Когда травмированный сустав опухает и легчайшее прикосновение к нему причиняет обжигающую боль, неудивительно, что мы называем его воспаленным. Какую пользу может принести это состояние, когда ущерб уже причинен? Во-первых, оно заставляет вас беречь травмированное место, что помогает более быстрому исцелению травмы. Во-вторых, от него вы чувствуете недомогание и слабость, что вынуждает вас остановиться и отдохнуть. Таким образом боль может способствовать выздоровлению.
Однако сложно найти аргумент в защиту ужасных хронических болей, которые никогда не прекращаются. В этих случаях мы обычно задаемся вопросом: «За что мне это?» Если мы находим причину, которая, как нам кажется, оправдывает наказание, это даже может принести нам облегчение: «Теперь я понимаю, почему то, что со мной случилось, справедливо!»

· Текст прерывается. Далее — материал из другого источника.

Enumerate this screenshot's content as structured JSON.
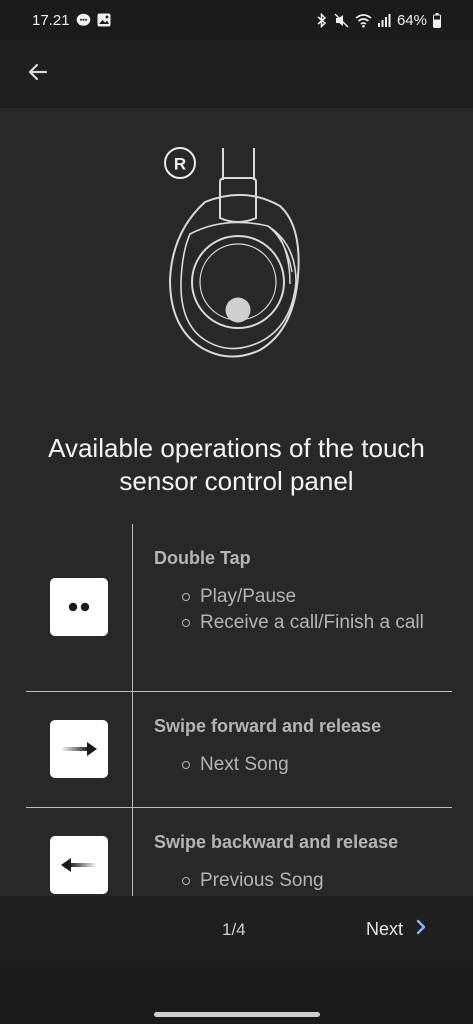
{
  "status_bar": {
    "time": "17.21",
    "battery": "64%",
    "left_icons": [
      "messenger-icon",
      "gallery-icon"
    ],
    "right_icons": [
      "bluetooth-icon",
      "mute-icon",
      "wifi-icon",
      "signal-icon",
      "battery-icon"
    ]
  },
  "app_bar": {
    "back_icon": "arrow-left-icon"
  },
  "illustration": {
    "side_label": "R"
  },
  "panel": {
    "title": "Available operations of the touch sensor control panel"
  },
  "operations": [
    {
      "icon": "double-tap-icon",
      "title": "Double Tap",
      "actions": [
        "Play/Pause",
        "Receive a call/Finish a call"
      ]
    },
    {
      "icon": "swipe-forward-icon",
      "title": "Swipe forward and release",
      "actions": [
        "Next Song"
      ]
    },
    {
      "icon": "swipe-backward-icon",
      "title": "Swipe backward and release",
      "actions": [
        "Previous Song"
      ]
    }
  ],
  "footer": {
    "page_indicator": "1/4",
    "next_label": "Next",
    "next_icon": "chevron-right-icon",
    "accent": "#8fb0ff"
  },
  "colors": {
    "background": "#282828",
    "bar": "#1f1f1f",
    "muted_text": "#b5b5b5"
  }
}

Но многим жертвам не найти таких лазеек – и они только чувствуют, как из их жизни исчезает столь многое, что некоторые даже пытаются с ней покончить. Однако другие люди находят способы относиться к своим страданиям как к побудительным стимулам или возможности продемонстрировать, чего они могут добиться, – или даже как к неожиданному дару, ниспосланному нам в помощь для очищения или обновления.
Ф. М. Льюис: Инвалидность может нанести сильный удар по самооценке человека. Однако для некоторых пациентов роль больного может возвысить их статус – они чувствуют, что заслуживают ухода и заботы со стороны других людей. Возможность наделить болезнь или симптомы значимостью усиливает в некоторых пациентах ощущение, что они способны справиться с проблемой или кризисом [Льюис, 1982].
Таким образом, некоторые из этих жертв находят способы адаптироваться к хронической, неизлечимой боли. Они вырабатывают новые способы думать и заново отстраивают свою жизнь, опираясь на эти методики. Вот как Оскар Уайльд описывает в «Тюремной исповеди» свой способ справляться с неизбежным страданием:
Мораль мне не поможет. Я один из тех, кто создан для исключений, а не для правил. Религия мне не поможет. Другие верят в нечто невидимое, я же верю только в то, что можно потрогать, что можно увидеть. Разум мне не поможет. Он говорит мне, что законы, по которым я осужден, – законы ложные и несправедливые, а система, карающая меня страданиями, – ложная и несправедливая система. Но мне необходимо как-то поверить в то, что и закон, и наказание – праведны и справедливы. Дощатые нары, тошнотворное пойло, жесткие канаты, грубые окрики, чудовищный наряд, превращающий страдальца в шута, молчание, одиночество и стыд – все это вместе и по отдельности мне нужно претворить в духовный опыт. Все телесные унижения – все до единого – я должен использовать для возвышения души[22].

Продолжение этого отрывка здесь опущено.